Posted by: arthegall | Link to this comment | 09-18-07 10:57 PM

2

You could call it an acute condition.

Posted by: ben w-lfs-n | Link to this comment | 09-18-07 11:08 PM

3

DIE-acritic!

Posted by: Stanley | Link to this comment | 09-18-07 11:09 PM

4

Text parsing, Ben.

Wave of the future.

Posted by: Beefo Meaty | Link to this comment | 09-18-07 11:12 PM

5

So the unfoggedbot couldn't be arsed with fancy characters.

Posted by: teofilo | Link to this comment | 09-18-07 11:12 PM

6

HTML entities were good enough for Jesus and they're good enough for me, Sifu.
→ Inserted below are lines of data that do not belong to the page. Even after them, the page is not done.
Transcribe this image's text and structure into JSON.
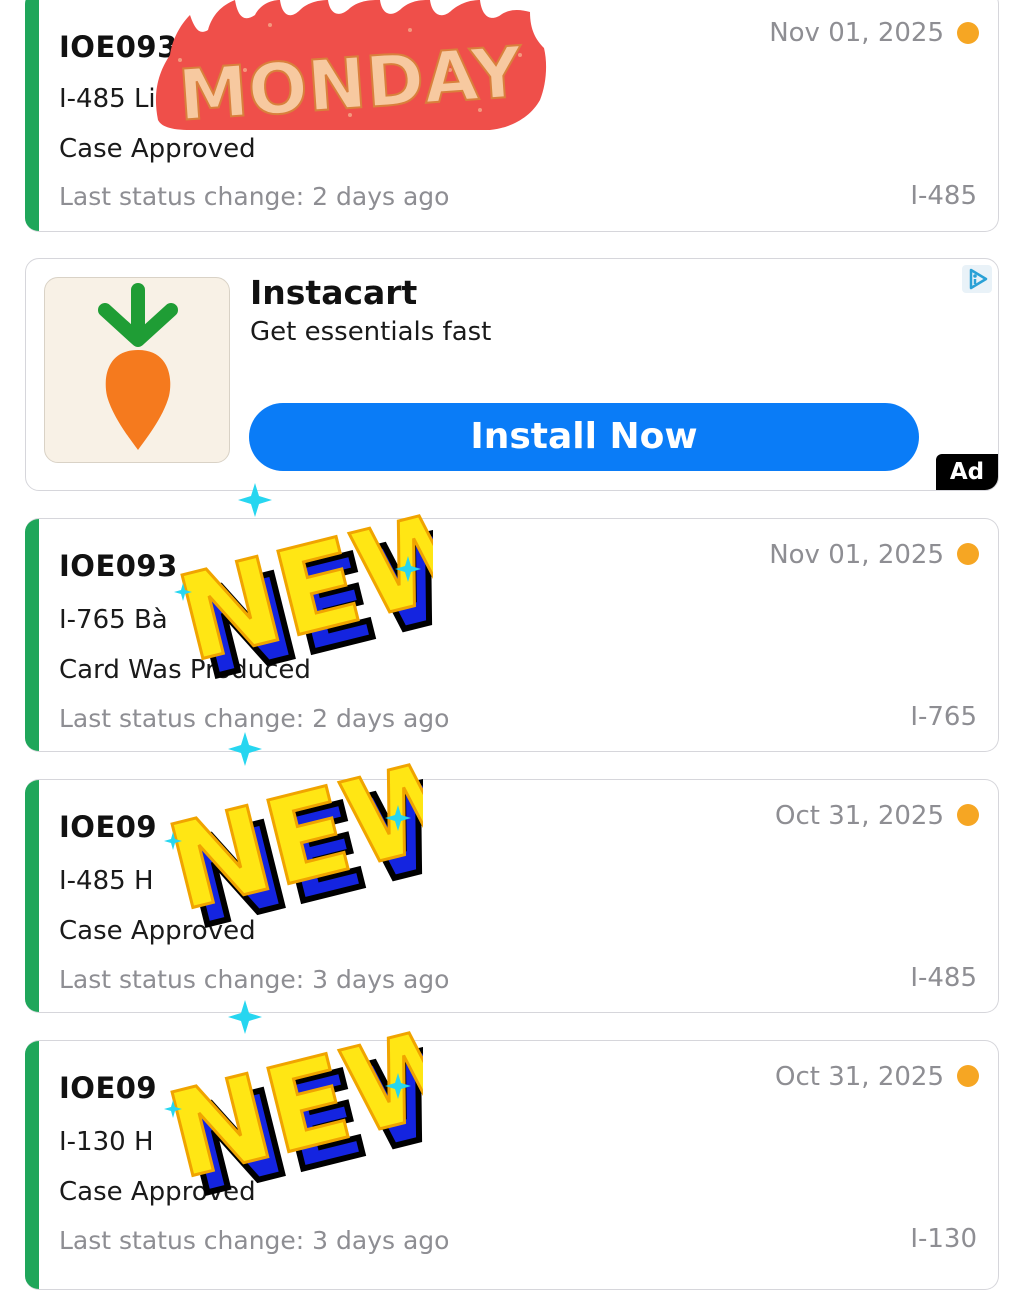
{
  "cases": [
    {
      "id": "IOE093",
      "form": "I-485 Li",
      "status": "Case Approved",
      "last_change": "Last status change: 2 days ago",
      "date": "Nov 01, 2025",
      "type": "I-485"
    },
    {
      "id": "IOE093",
      "form": "I-765 Bà",
      "status": "Card Was Produced",
      "last_change": "Last status change: 2 days ago",
      "date": "Nov 01, 2025",
      "type": "I-765"
    },
    {
      "id": "IOE09",
      "form": "I-485 H",
      "status": "Case Approved",
      "last_change": "Last status change: 3 days ago",
      "date": "Oct 31, 2025",
      "type": "I-485"
    },
    {
      "id": "IOE09",
      "form": "I-130 H",
      "status": "Case Approved",
      "last_change": "Last status change: 3 days ago",
      "date": "Oct 31, 2025",
      "type": "I-130"
    }
  ],
  "ad": {
    "title": "Instacart",
    "subtitle": "Get essentials fast",
    "button": "Install Now",
    "badge": "Ad"
  },
  "stickers": {
    "monday": "MONDAY",
    "new": "NEW"
  },
  "colors": {
    "accent": "#1fa65a",
    "status_dot": "#f6a623",
    "install_button": "#0a7cf7",
    "monday_flame": "#ef4f4a"
  }
}
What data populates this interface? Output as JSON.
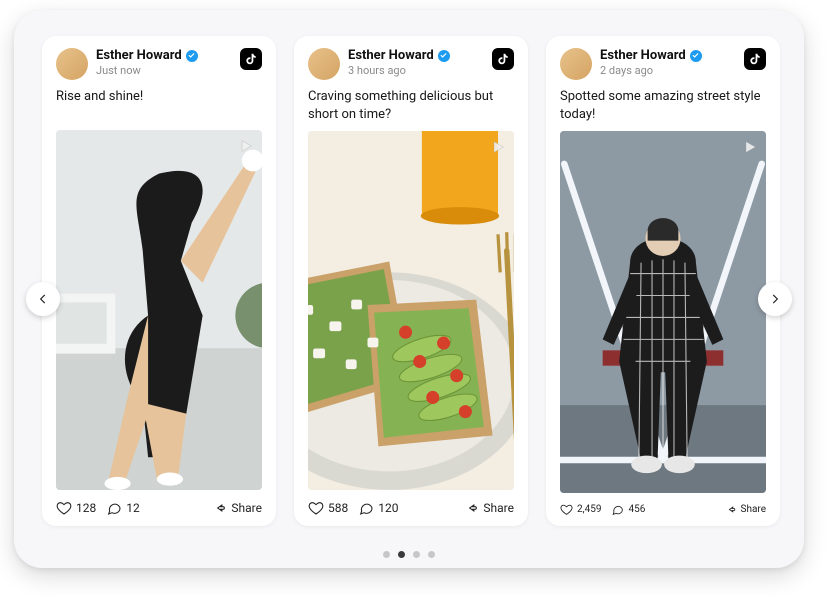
{
  "carousel": {
    "active_index": 1,
    "dot_count": 4
  },
  "posts": [
    {
      "author": "Esther Howard",
      "time": "Just now",
      "platform": "tiktok",
      "caption": "Rise and shine!",
      "likes": "128",
      "comments": "12",
      "share_label": "Share"
    },
    {
      "author": "Esther Howard",
      "time": "3 hours ago",
      "platform": "tiktok",
      "caption": "Craving something delicious but short on time?",
      "likes": "588",
      "comments": "120",
      "share_label": "Share"
    },
    {
      "author": "Esther Howard",
      "time": "2 days ago",
      "platform": "tiktok",
      "caption": "Spotted some amazing street style today!",
      "likes": "2,459",
      "comments": "456",
      "share_label": "Share"
    }
  ]
}
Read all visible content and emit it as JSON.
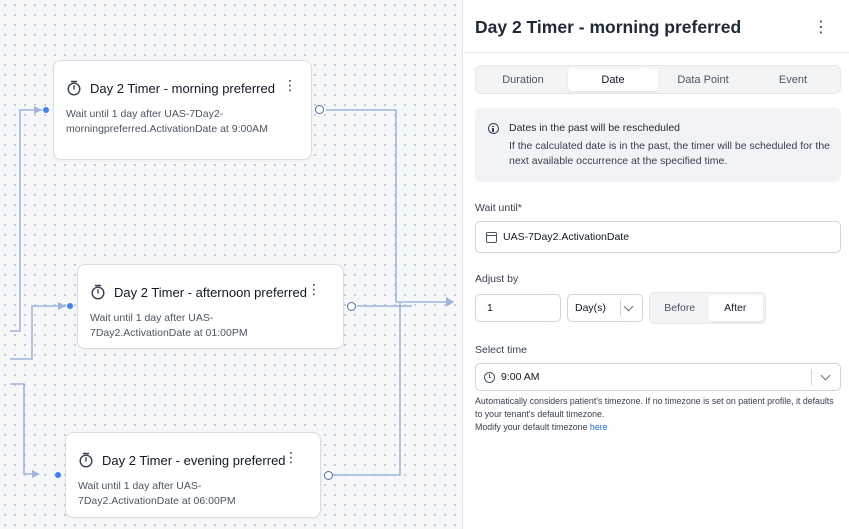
{
  "canvas": {
    "nodes": [
      {
        "title": "Day 2 Timer - morning preferred",
        "description": "Wait until 1 day after UAS-7Day2-morningpreferred.ActivationDate at 9:00AM"
      },
      {
        "title": "Day 2 Timer - afternoon preferred",
        "description": "Wait until 1 day after UAS-7Day2.ActivationDate at 01:00PM"
      },
      {
        "title": "Day 2 Timer - evening preferred",
        "description": "Wait until 1 day after UAS-7Day2.ActivationDate at 06:00PM"
      }
    ],
    "kebab": "⋮"
  },
  "panel": {
    "title": "Day 2 Timer - morning preferred",
    "kebab": "⋮",
    "tabs": [
      "Duration",
      "Date",
      "Data Point",
      "Event"
    ],
    "active_tab": "Date",
    "notice": {
      "title": "Dates in the past will be rescheduled",
      "body": "If the calculated date is in the past, the timer will be scheduled for the next available occurrence at the specified time."
    },
    "wait_until": {
      "label": "Wait until",
      "required_mark": "*",
      "value": "UAS-7Day2.ActivationDate"
    },
    "adjust_by": {
      "label": "Adjust by",
      "amount": "1",
      "unit": "Day(s)",
      "before_label": "Before",
      "after_label": "After",
      "selected": "After"
    },
    "select_time": {
      "label": "Select time",
      "value": "9:00 AM",
      "help": "Automatically considers patient's timezone. If no timezone is set on patient profile, it defaults to your tenant's default timezone.",
      "modify_text": "Modify your default timezone",
      "link_text": "here"
    }
  },
  "colors": {
    "wire": "#9db5df",
    "port_in": "#3b82f6",
    "link": "#1d6fd8"
  }
}
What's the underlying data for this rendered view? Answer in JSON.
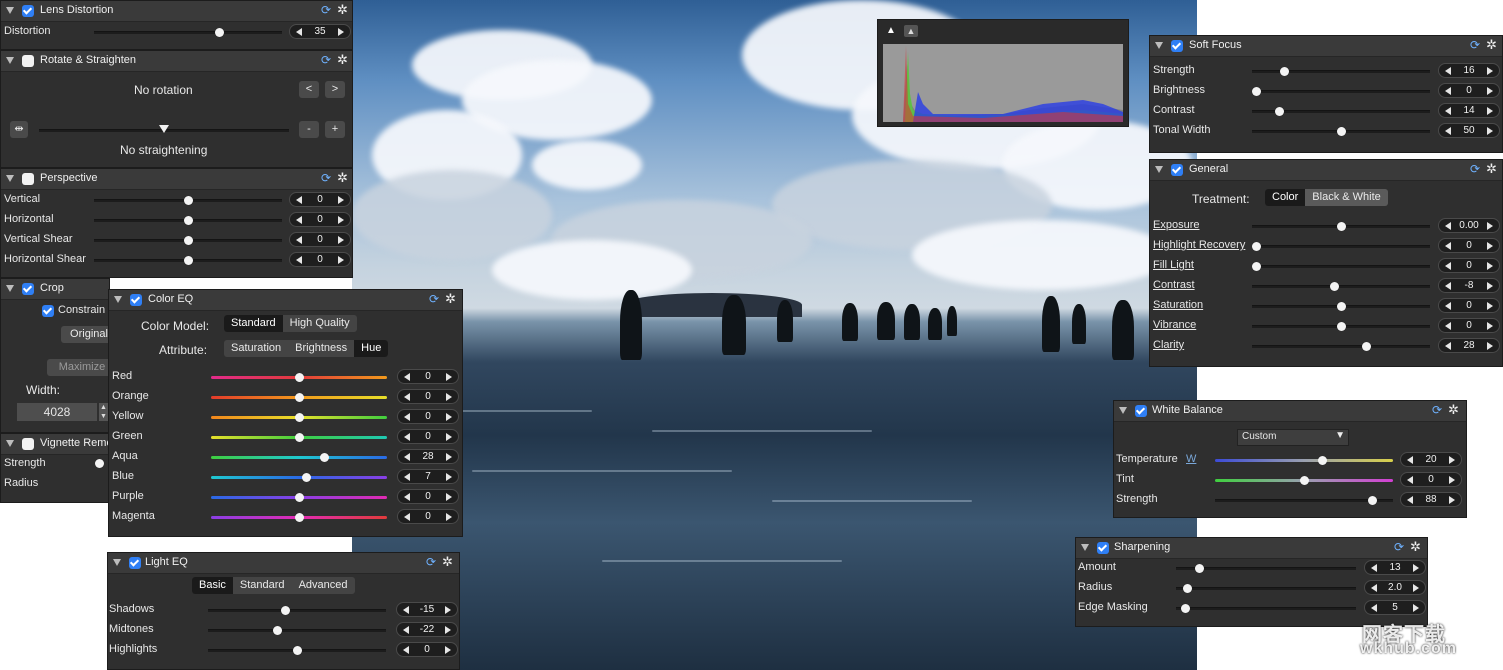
{
  "lens": {
    "title": "Lens Distortion",
    "rows": [
      {
        "label": "Distortion",
        "value": "35",
        "pos": 0.62
      }
    ]
  },
  "rotate": {
    "title": "Rotate & Straighten",
    "rotation": "No rotation",
    "straighten": "No straightening",
    "btn_left": "<",
    "btn_right": ">",
    "btn_minus": "-",
    "btn_plus": "+",
    "icon": "straighten-icon"
  },
  "perspective": {
    "title": "Perspective",
    "rows": [
      {
        "label": "Vertical",
        "value": "0",
        "pos": 0.5
      },
      {
        "label": "Horizontal",
        "value": "0",
        "pos": 0.5
      },
      {
        "label": "Vertical Shear",
        "value": "0",
        "pos": 0.5
      },
      {
        "label": "Horizontal Shear",
        "value": "0",
        "pos": 0.5
      }
    ]
  },
  "crop": {
    "title": "Crop",
    "constrain": "Constrain",
    "original": "Original",
    "maximize": "Maximize",
    "width_label": "Width:",
    "width_value": "4028"
  },
  "vignette": {
    "title": "Vignette Remo",
    "rows": [
      {
        "label": "Strength"
      },
      {
        "label": "Radius"
      }
    ]
  },
  "coloreq": {
    "title": "Color EQ",
    "model_label": "Color Model:",
    "model_options": [
      "Standard",
      "High Quality"
    ],
    "model_selected": 0,
    "attr_label": "Attribute:",
    "attr_options": [
      "Saturation",
      "Brightness",
      "Hue"
    ],
    "attr_selected": 2,
    "rows": [
      {
        "label": "Red",
        "value": "0",
        "pos": 0.5,
        "grad": "linear-gradient(90deg,#e22b8a,#e23b3b,#f29a1c)"
      },
      {
        "label": "Orange",
        "value": "0",
        "pos": 0.5,
        "grad": "linear-gradient(90deg,#e33b2b,#f29a1c,#e8e02a)"
      },
      {
        "label": "Yellow",
        "value": "0",
        "pos": 0.5,
        "grad": "linear-gradient(90deg,#f2861c,#e8e02a,#3fcf3f)"
      },
      {
        "label": "Green",
        "value": "0",
        "pos": 0.5,
        "grad": "linear-gradient(90deg,#e8e02a,#3fcf3f,#1fc9b3)"
      },
      {
        "label": "Aqua",
        "value": "28",
        "pos": 0.64,
        "grad": "linear-gradient(90deg,#3fcf3f,#1fc9d0,#2a6ae6)"
      },
      {
        "label": "Blue",
        "value": "7",
        "pos": 0.54,
        "grad": "linear-gradient(90deg,#1fc9d0,#2a6ae6,#8a3fe6)"
      },
      {
        "label": "Purple",
        "value": "0",
        "pos": 0.5,
        "grad": "linear-gradient(90deg,#2a6ae6,#8a3fe6,#e22bb3)"
      },
      {
        "label": "Magenta",
        "value": "0",
        "pos": 0.5,
        "grad": "linear-gradient(90deg,#8a3fe6,#e22bb3,#e23b3b)"
      }
    ]
  },
  "lighteq": {
    "title": "Light EQ",
    "modes": [
      "Basic",
      "Standard",
      "Advanced"
    ],
    "mode_selected": 0,
    "rows": [
      {
        "label": "Shadows",
        "value": "-15",
        "pos": 0.43
      },
      {
        "label": "Midtones",
        "value": "-22",
        "pos": 0.39
      },
      {
        "label": "Highlights",
        "value": "0",
        "pos": 0.5
      }
    ]
  },
  "softfocus": {
    "title": "Soft Focus",
    "rows": [
      {
        "label": "Strength",
        "value": "16",
        "pos": 0.18
      },
      {
        "label": "Brightness",
        "value": "0",
        "pos": 0.02
      },
      {
        "label": "Contrast",
        "value": "14",
        "pos": 0.15
      },
      {
        "label": "Tonal Width",
        "value": "50",
        "pos": 0.5
      }
    ]
  },
  "general": {
    "title": "General",
    "treatment_label": "Treatment:",
    "treatments": [
      "Color",
      "Black & White"
    ],
    "treatment_selected": 0,
    "rows": [
      {
        "label": "Exposure",
        "value": "0.00",
        "pos": 0.5
      },
      {
        "label": "Highlight Recovery",
        "value": "0",
        "pos": 0.02
      },
      {
        "label": "Fill Light",
        "value": "0",
        "pos": 0.02
      },
      {
        "label": "Contrast",
        "value": "-8",
        "pos": 0.46
      },
      {
        "label": "Saturation",
        "value": "0",
        "pos": 0.5
      },
      {
        "label": "Vibrance",
        "value": "0",
        "pos": 0.5
      },
      {
        "label": "Clarity",
        "value": "28",
        "pos": 0.64
      }
    ]
  },
  "whitebalance": {
    "title": "White Balance",
    "preset": "Custom",
    "rows": [
      {
        "label": "Temperature",
        "value": "20",
        "pos": 0.6,
        "grad": "linear-gradient(90deg,#3c4bd6,#9aa0b0,#d8d04a)",
        "suffix": "W"
      },
      {
        "label": "Tint",
        "value": "0",
        "pos": 0.5,
        "grad": "linear-gradient(90deg,#3fcf3f,#9aa0b0,#d33fd3)"
      },
      {
        "label": "Strength",
        "value": "88",
        "pos": 0.88
      }
    ]
  },
  "sharpening": {
    "title": "Sharpening",
    "rows": [
      {
        "label": "Amount",
        "value": "13",
        "pos": 0.13
      },
      {
        "label": "Radius",
        "value": "2.0",
        "pos": 0.06
      },
      {
        "label": "Edge Masking",
        "value": "5",
        "pos": 0.05
      }
    ]
  },
  "histogram": {
    "modes": [
      "luminance-icon",
      "rgb-icon"
    ]
  },
  "watermark": {
    "line1": "网客下载",
    "line2": "wkhub.com"
  }
}
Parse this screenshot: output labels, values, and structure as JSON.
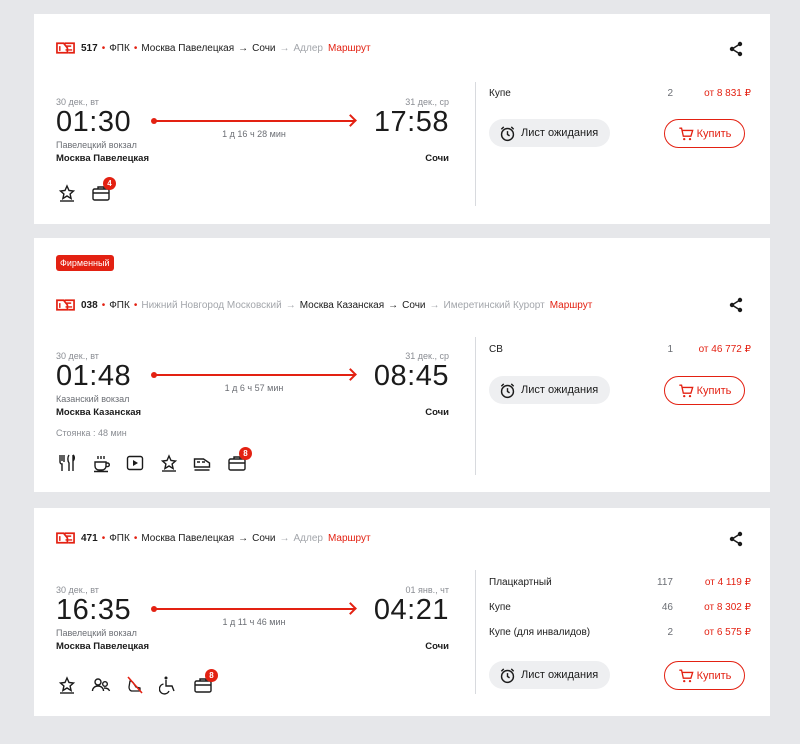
{
  "trains": [
    {
      "number": "517",
      "carrier": "ФПК",
      "route_from": "Москва Павелецкая",
      "route_to": "Сочи",
      "route_end": "Адлер",
      "route_link": "Маршрут",
      "dep_date": "30 дек., вт",
      "dep_time": "01:30",
      "arr_date": "31 дек., ср",
      "arr_time": "17:58",
      "duration": "1 д 16 ч 28 мин",
      "dep_vokzal": "Павелецкий вокзал",
      "dep_station": "Москва Павелецкая",
      "arr_station": "Сочи",
      "luggage_count": "4",
      "seats": [
        {
          "class": "Купе",
          "qty": "2",
          "price": "от 8 831 ₽"
        }
      ],
      "wait_label": "Лист ожидания",
      "buy_label": "Купить"
    },
    {
      "badge": "Фирменный",
      "number": "038",
      "carrier": "ФПК",
      "route_start": "Нижний Новгород Московский",
      "route_from": "Москва Казанская",
      "route_to": "Сочи",
      "route_end": "Имеретинский Курорт",
      "route_link": "Маршрут",
      "dep_date": "30 дек., вт",
      "dep_time": "01:48",
      "arr_date": "31 дек., ср",
      "arr_time": "08:45",
      "duration": "1 д 6 ч 57 мин",
      "dep_vokzal": "Казанский вокзал",
      "dep_station": "Москва Казанская",
      "arr_station": "Сочи",
      "stop": "Стоянка : 48 мин",
      "luggage_count": "8",
      "seats": [
        {
          "class": "СВ",
          "qty": "1",
          "price": "от 46 772 ₽"
        }
      ],
      "wait_label": "Лист ожидания",
      "buy_label": "Купить"
    },
    {
      "number": "471",
      "carrier": "ФПК",
      "route_from": "Москва Павелецкая",
      "route_to": "Сочи",
      "route_end": "Адлер",
      "route_link": "Маршрут",
      "dep_date": "30 дек., вт",
      "dep_time": "16:35",
      "arr_date": "01 янв., чт",
      "arr_time": "04:21",
      "duration": "1 д 11 ч 46 мин",
      "dep_vokzal": "Павелецкий вокзал",
      "dep_station": "Москва Павелецкая",
      "arr_station": "Сочи",
      "luggage_count": "8",
      "seats": [
        {
          "class": "Плацкартный",
          "qty": "117",
          "price": "от 4 119 ₽"
        },
        {
          "class": "Купе",
          "qty": "46",
          "price": "от 8 302 ₽"
        },
        {
          "class": "Купе (для инвалидов)",
          "qty": "2",
          "price": "от 6 575 ₽"
        }
      ],
      "wait_label": "Лист ожидания",
      "buy_label": "Купить"
    }
  ],
  "icons": {
    "brand": "rzd-logo-icon",
    "share": "share-icon",
    "alarm": "alarm-clock-icon",
    "cart": "cart-icon"
  },
  "colors": {
    "accent": "#e32112",
    "background": "#e6e7ea",
    "card": "#ffffff",
    "muted": "#8a8d93"
  }
}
Posted by: ben w-lfs-n | Link to this comment | 09-18-07 11:13 PM

7

6: yeah look what happened to him, though.

Posted by: Beefo Meaty | Link to this comment | 09-18-07 11:14 PM

8

I'm just suprised that it's ticket and not billet. Do the French favor the former, or do the two have subtley different meanings?

Posted by: Otto von Bisquick | Link to this comment | 09-18-07 11:15 PM

9

Google I feel lucky result on "Python HTML entity parser."

Posted by: Beefo Meaty | Link to this comment | 09-18-07 11:16 PM

10

Second result.

Posted by: Beefo Meaty | Link to this comment | 09-18-07 11:17 PM

11

What you really want is the htmlentitydefs module, if the problem is entities. However, that comment wasn't written with entities. Had it been, there would have been no problems.

Posted by: ben w-lfs-n | Link to this comment | 09-18-07 11:17 PM

12

Uh, second result.

Posted by: Beefo Meaty | Link to this comment | 09-18-07 11:17 PM

13

After all, all of the characters &, e, a, c, u, t, e, and ; (pretend those are mentioned and not used) are perfectly good ascii already, Sifu, so why would they cause problems? Do try to keep up.

Posted by: ben w-lfs-n | Link to this comment | 09-18-07 11:18 PM

14

Welcome to four days ago, Tweety.

Posted by: Josh | Link to this comment | 09-18-07 11:19 PM

15

14: that was a lovely time.

I still refuse to believe that basic ASCII text parsing is beyond the scope of Ben's prodigious gifts; if it's converting to ASCII then you're going to have discrete strings, and somebody must have run across this.

Posted by: Beefo Meaty | Link to this comment | 09-18-07 11:21 PM

16

Even if nobody has run across this problem, of course, it would be a simple matter of taking the XHTML entity documentation and parsing that, such that one ended up with a formatted list of HTML entity strings, suitable for dumping into one's bot bot, for parsing.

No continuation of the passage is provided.